Option four: do nothing and wait. This is the current default for the vast majority of 400-cow dairies. It costs nothing today. It may cost a great deal when regulations arrive.

Why the Market Skips Mid-Size Farms

The RNG industry has invested heavily in dairy methane, but almost exclusively at large operations. The top 20 dairy RNG projects in the United States all involve herds above 3,000 cows. Several aggregate manure from multiple large dairies through pipeline networks that themselves cost millions to build.

This concentration is not accidental. RNG economics depend on gas volume. The upgrading equipment that purifies raw biogas to pipeline quality costs roughly the same whether it processes gas from 1,000 cows or 5,000. The interconnection agreement with the local gas utility is a fixed cost. The credit market administration, environmental attribute tracking, and compliance reporting are fixed costs. Spreading those fixed costs across more gas volume is the entire business model.

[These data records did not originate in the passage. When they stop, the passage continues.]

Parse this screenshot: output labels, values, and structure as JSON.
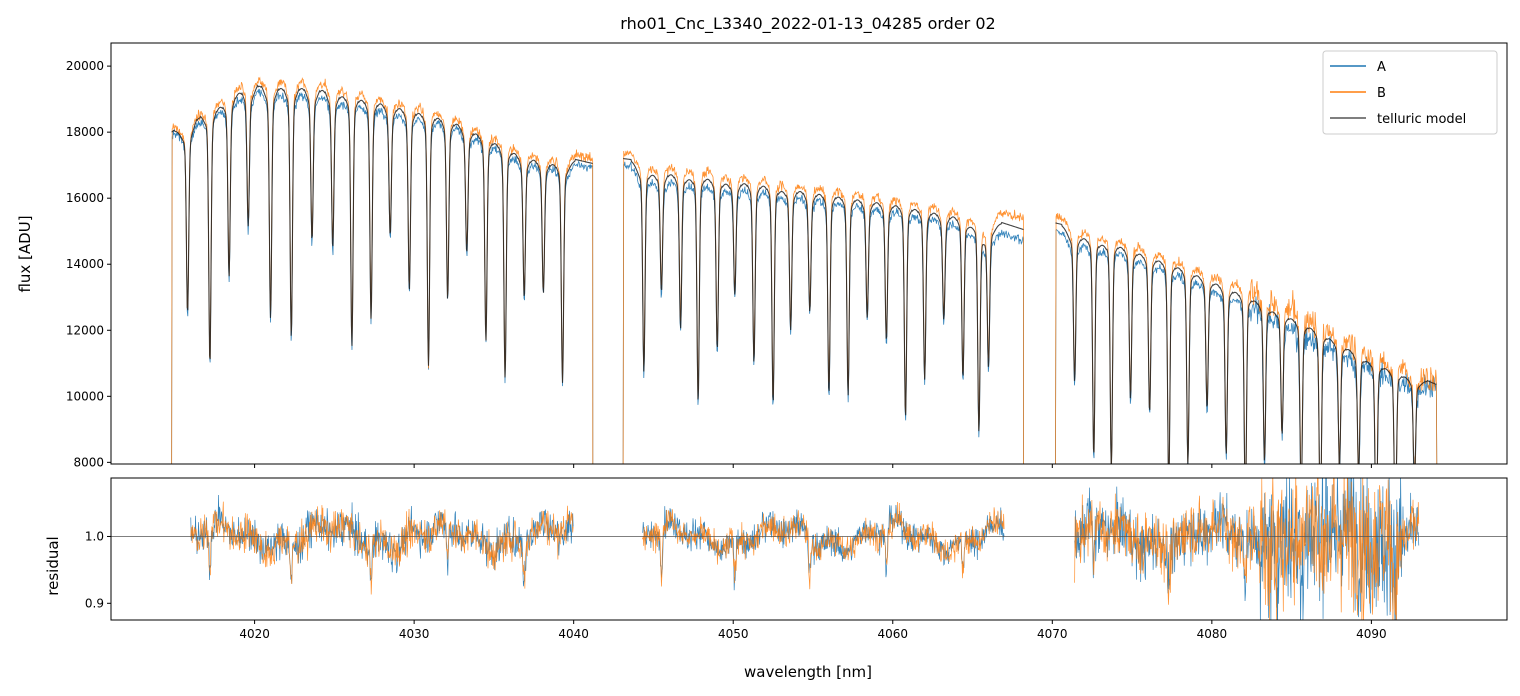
{
  "chart_data": [
    {
      "panel": "spectrum",
      "type": "line",
      "title": "rho01_Cnc_L3340_2022-01-13_04285  order 02",
      "xlabel": "",
      "ylabel": "flux [ADU]",
      "xlim": [
        4011,
        4098.5
      ],
      "ylim": [
        7950,
        20700
      ],
      "xticks": [
        4020,
        4030,
        4040,
        4050,
        4060,
        4070,
        4080,
        4090
      ],
      "yticks": [
        8000,
        10000,
        12000,
        14000,
        16000,
        18000,
        20000
      ],
      "ytick_labels": [
        "8000",
        "10000",
        "12000",
        "14000",
        "16000",
        "18000",
        "20000"
      ],
      "legend_position": "top-right",
      "segments": [
        {
          "start": 4014.8,
          "end": 4041.2,
          "flux_A": [
            17900,
            19400,
            19400,
            19000,
            18500,
            17400,
            16900
          ],
          "flux_B": [
            18100,
            19800,
            19800,
            19400,
            18800,
            17700,
            17200
          ]
        },
        {
          "start": 4043.1,
          "end": 4068.2,
          "flux_A": [
            17000,
            16700,
            16500,
            16200,
            15900,
            15500,
            14700
          ],
          "flux_B": [
            17400,
            17200,
            16900,
            16600,
            16300,
            15900,
            15400
          ]
        },
        {
          "start": 4070.2,
          "end": 4094.1,
          "flux_A": [
            15000,
            14600,
            13900,
            13000,
            12000,
            11000,
            10200
          ],
          "flux_B": [
            15500,
            15000,
            14300,
            13500,
            12600,
            11400,
            10500
          ]
        }
      ],
      "absorption_lines": [
        4015.8,
        4017.2,
        4018.4,
        4019.6,
        4021.0,
        4022.3,
        4023.6,
        4024.9,
        4026.1,
        4027.3,
        4028.5,
        4029.7,
        4030.9,
        4032.1,
        4033.3,
        4034.5,
        4035.7,
        4036.9,
        4038.1,
        4039.3,
        4044.4,
        4045.5,
        4046.7,
        4047.8,
        4049.0,
        4050.1,
        4051.3,
        4052.5,
        4053.6,
        4054.8,
        4056.0,
        4057.2,
        4058.4,
        4059.6,
        4060.8,
        4062.0,
        4063.2,
        4064.4,
        4065.4,
        4066.0,
        4071.4,
        4072.6,
        4073.7,
        4074.9,
        4076.1,
        4077.3,
        4078.5,
        4079.7,
        4080.9,
        4082.1,
        4083.3,
        4084.4,
        4085.6,
        4086.8,
        4088.0,
        4089.2,
        4090.3,
        4091.5,
        4092.7
      ],
      "series": [
        {
          "name": "A",
          "color": "#1f77b4"
        },
        {
          "name": "B",
          "color": "#ff7f0e"
        },
        {
          "name": "telluric model",
          "color": "#555555"
        }
      ]
    },
    {
      "panel": "residual",
      "type": "line",
      "title": "",
      "xlabel": "wavelength [nm]",
      "ylabel": "residual",
      "xlim": [
        4011,
        4098.5
      ],
      "ylim": [
        0.875,
        1.0875
      ],
      "xticks": [
        4020,
        4030,
        4040,
        4050,
        4060,
        4070,
        4080,
        4090
      ],
      "xtick_labels": [
        "4020",
        "4030",
        "4040",
        "4050",
        "4060",
        "4070",
        "4080",
        "4090"
      ],
      "yticks": [
        0.9,
        1.0
      ],
      "ytick_labels": [
        "0.9",
        "1.0"
      ],
      "reference_line": 1.0,
      "segments": [
        {
          "start": 4016.0,
          "end": 4040.0,
          "noise": 0.028
        },
        {
          "start": 4044.3,
          "end": 4067.0,
          "noise": 0.022
        },
        {
          "start": 4071.4,
          "end": 4093.0,
          "noise": 0.045
        }
      ],
      "series": [
        {
          "name": "A",
          "color": "#1f77b4"
        },
        {
          "name": "B",
          "color": "#ff7f0e"
        }
      ]
    }
  ]
}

A 400-cow dairy does not produce enough gas to cover the fixed costs. The RNG developer makes more money building one project at a 5,000-cow operation than ten projects at 400-cow operations. So the developer builds the one project. The 400-cow dairy gets no call.

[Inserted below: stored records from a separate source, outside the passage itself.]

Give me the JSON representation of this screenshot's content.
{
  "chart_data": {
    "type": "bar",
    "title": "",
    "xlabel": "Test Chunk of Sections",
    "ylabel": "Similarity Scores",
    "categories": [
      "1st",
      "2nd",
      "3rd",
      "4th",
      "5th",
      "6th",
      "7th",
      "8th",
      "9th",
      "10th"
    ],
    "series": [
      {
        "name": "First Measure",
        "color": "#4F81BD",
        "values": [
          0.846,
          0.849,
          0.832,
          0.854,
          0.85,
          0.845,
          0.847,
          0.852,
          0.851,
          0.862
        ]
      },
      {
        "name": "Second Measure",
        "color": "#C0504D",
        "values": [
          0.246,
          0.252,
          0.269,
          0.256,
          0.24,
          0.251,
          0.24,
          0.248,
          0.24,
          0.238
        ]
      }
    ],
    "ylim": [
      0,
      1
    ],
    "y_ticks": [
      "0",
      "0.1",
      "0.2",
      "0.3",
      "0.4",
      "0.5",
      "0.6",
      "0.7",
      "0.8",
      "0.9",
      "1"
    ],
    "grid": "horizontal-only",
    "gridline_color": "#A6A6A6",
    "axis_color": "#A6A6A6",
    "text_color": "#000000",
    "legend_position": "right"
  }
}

This is rational behavior from the developer's perspective. It is a terrible outcome from a climate perspective. The USDA counts roughly 24,000 dairy operations in the United States with fewer than 1,000 cows. These farms collectively hold millions of cows whose manure methane is unmanaged. The per-farm emissions may be smaller, but the aggregate is enormous.

The Destruction Gap

The policy framework that governs dairy methane was built around the RNG model. Federal incentives like the Renewable Fuel Standard's D3 RIN credit and California's Low Carbon Fuel Standard credit reward gas production and pipeline injection. They do not reward destruction.

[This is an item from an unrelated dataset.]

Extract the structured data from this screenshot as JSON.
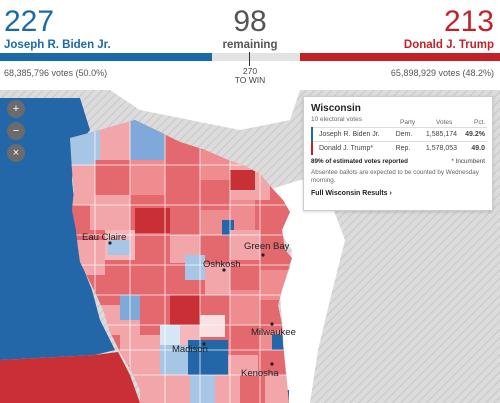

An enclosed flare that eliminates 30,000 tons of CO2e per year at a 400-cow dairy generates zero credits under current federal programs. An RNG project that converts the same methane to pipeline gas and loses 5% to 15% of it through slip generates hundreds of thousands of dollars in annual credit revenue.

The policy treats the molecule that enters a pipeline as valuable and the molecule that enters a flare as worthless. The atmosphere does not make this distinction. A ton of methane destroyed by combustion in a flare produces the same atmospheric outcome as a ton of methane destroyed by combustion in a gas turbine. The difference is entirely in the revenue stack.

Creating a destruction credit, even a modest one, would change the economics for mid-size farms overnight. At $10 per ton of CO2e destroyed, a 400-cow dairy with an enclosed flare would generate $240,000 to $400,000 in credit revenue over a 10-year period. Combined with EQIP cost-share funding, the farmer's net out-of-pocket cost for a flare installation could approach zero.

The technology is proven. Enclosed flares operate reliably at thousands of landfill sites across the country. Adapting them for dairy lagoon biogas is straightforward engineering, not R&D.

What Farmers Are Waiting For

Talk to operators of 200-to-800-cow dairies and a pattern emerges. They know methane is a problem. Many have looked into digesters and found the price tag impossible. Some have heard of flares but cannot find a funding pathway. Most are waiting, not because they are indifferent, but because no one has built a program that fits their operation.

The pieces exist separately. EQIP can fund conservation practices. State methane programs can set reduction targets. The Inflation Reduction Act added billions for climate-smart agriculture. Enclosed flare technology is mature and commercially available.

What does not exist is a program that connects these pieces for the mid-size dairy. A streamlined application. A high cost-share rate for destruction-only projects. A credit mechanism that rewards methane eliminated, not methane monetized.

Until that program exists, 24,000 dairies will keep running unlined lagoons that vent methane around the clock. The emissions are not a mystery. The technology to stop them is not a mystery. The missing piece is a policy that acknowledges destroying methane is worth paying for, even when no one profits from the gas.